Notice what happens when you take the value of these means and plot their percentage frequencies; an interesting shape starts to form which you’ll quickly identify to be reminiscent of a normal distribution. And if you do this experiment again but with even larger random sample sizes, you’ll notice that the plot of percentage frequencies looks even more like a normal distribution. Setosa has a great visual example of this experiment in action.

#### The Expected Value and Standard Deviation of the Sample Mean

Although you haven’t proved that the sampling distribution for $\bar{X}$ approaches a normal distribution, you’ve noticed it experimentally. What other questions can you ask about the statistic $\bar{X}$? What is its expected value? Well, you know that $\bar{X} = \frac{X_1 + \dots + X_n}{n}$. So it follows that

\begin{align} \E(\bar{X}) &= \E\bigg(\frac{X_1 + \dots + X_n}{n}\bigg) \\ &= \frac{1}{n} \E(X_1 + \dots + X_n) \\ &= \frac{1}{n} \big(\E(X_1) + \dots + \E(X_n)\big) \\ &= \frac{1}{n} (\mu + \dots + \mu) \\ &= \frac{1}{n} \cdot n \mu \\ &= \mu \end{align}

Notice the significance of this result; the expected value of the mean from a random sample is equal to the population mean that the random sample comes from.

Can you deduce the standard deviation of $\bar{X}$?

\begin{align} \var(\bar{X}) &= \var\bigg(\frac{X_1 + \dots + X_n}{n}\bigg) \\ &= \bigg(\frac{1}{n}\bigg)^2 \var(X_1 + \dots + X_n) \\ &= \frac{1}{n^2} (\var(X_1) + \dots + \var(X_n)) \\ &= \frac{1}{n^2} (\sigma^2 + \dots + \sigma^2) \\ &= \frac{1}{n^2} \cdot n \sigma^2 \\ &= \frac{\sigma^2}{n} \end{align}

Since the variance is $\frac{\sigma^2}{n}$, the standard deviation is $\frac{\sigma}{\sqrt{n}}$.

#### Forming the Central Limit Theorem

To recap, you’ve observed that the distribution of $\bar{X}$ seems to be normal and have proved that $\E(\bar{X}) = \mu$ and $\text{std}(\bar{X}) = \frac{\sigma}{\sqrt{n}}$. You know that an easier way to describe the standard normal distribution, $N(0, 1)$, is with its standard normal form (also sometimes called the standard score or z-score), $\frac{X - \mu}{\sigma}$. This standard score is a random variable that indicates how many standard deviations a random variable, $X$, is from the mean. Since you suspect the distribution of $\bar{X}$ to be normal, then you might infer its standard normal form to be $\frac{\bar{X} - \mu}{\sigma / \sqrt{n}}$ since $\mu = \E(\bar{X})$ and $\frac{\sigma}{\sqrt{n}}$ is the standard deviation of $\bar{X}$.

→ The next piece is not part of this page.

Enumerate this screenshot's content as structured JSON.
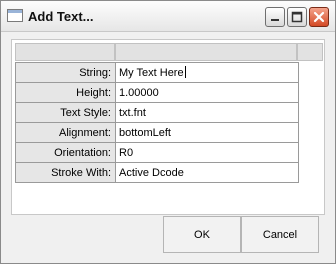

Now all you need to do is prove that the sampling distribution for $\bar{X}$ approaches a standard normal distribution, $N(0, 1)$, as the sample size approaches infinity. Mathematically you want to prove:

$$\frac{\bar{X} - \mu}{\sigma / \sqrt{n}} = \frac{\summation{i=1}{n} X_i - n \mu}{\sqrt{n} \sigma} \approaches N(0, 1) \text{ as } n \approaches \infinity$$

The relationship above is famously known as the Central Limit Theorem and indeed has been proven utilizing moment generating functions and a bit of calculus. Fortunately for you, we won’t go through that proof here, but you should relish the fact that your experimental results holds up against theoretical rigor.

At the end of the day, what does the Central Limit Theorem mean for you? Well, it allows you to use probabilistic and statistical methods that you already know work for the normal distribution for problems involving other types of distributions. That random sample you took at the beginning of this article could have been from any distribution. Yet, the distribution of its mean is normal. This theorem is indispensable because, among many reasons, it allows you to create confidence intervals for means and perform hypothesis tests - topics that will be covered in later posts. But until then, I hope this guide has been a sufficient introduction into the Central Limit Theorem.